The New Supply Chain brings new best practices as the above shows.  These best practices are central to the New Supply Chain.  They are not functional ones that reside within a supply chain.   These drive growth and create opportunities. 
There is more going on---robotics, possible delivery of orders by 3D printing delivery trucks, and questions on whether traditional logistics service providers can adapt to E-commerce Immediacy and to the growth in e-commerce. 
The Last Mile gets attention with e-commerce.  It often arises with companies using their monolithic supply chains and trying to force them to be agile and do more than they were designed to do.
It will continue to change and evolve.  The future, such as virtual reality retailing, will generate larger orders with more products.  That will necessitate modifications to the New Supply Chain.
One-size-fits-all supply chain is facing its end.  It served its purpose.  Traditional supply chains deal with cases and pallets and with large shipments. Immediacy is often about eaches and small shipments.  It is faster, leaner, and responsive.  
But it was not really agile.  The New Supply Chain is agile—and more.  It is dynamic and fluid.

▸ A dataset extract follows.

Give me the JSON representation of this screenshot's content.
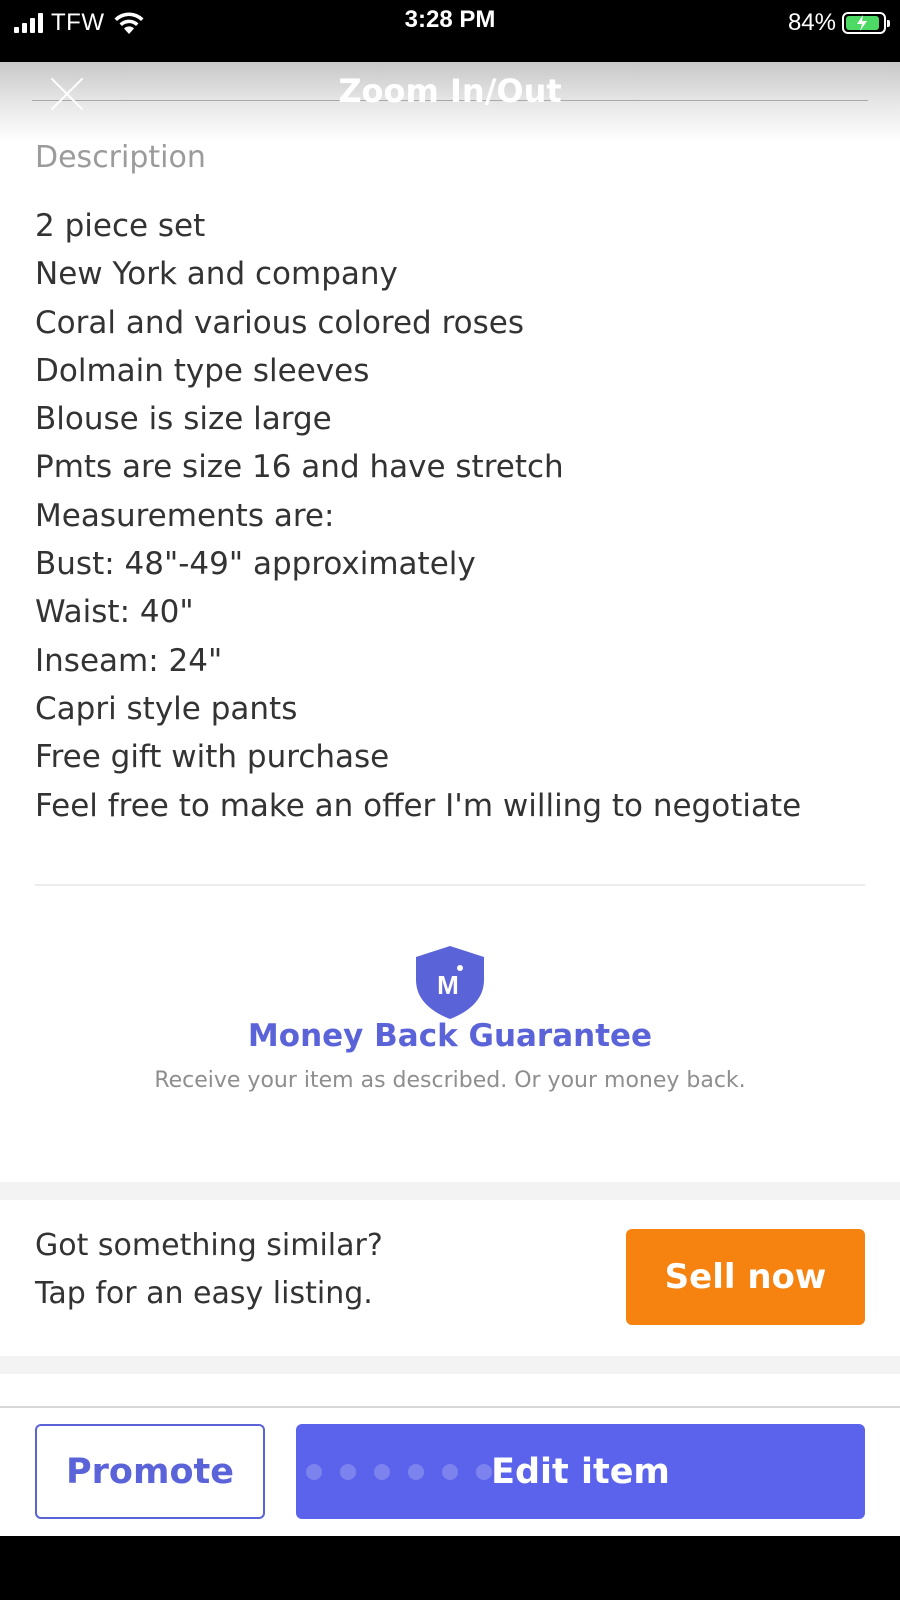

Reality is there will be supply chain duality.  The present/existing supply chain is designed to serve its traditional purpose, such as retail stores, while the New Supply Chain delivers the Customer Experience for e-commerce sales.  This creates organization questions and different performance measures—since these serve different channels.
The Immediacy of E-commerce will not stop with e-commerce.  It will move across channels, markets, industries, and the world.  Companies should choose to be leaders in this innovative change.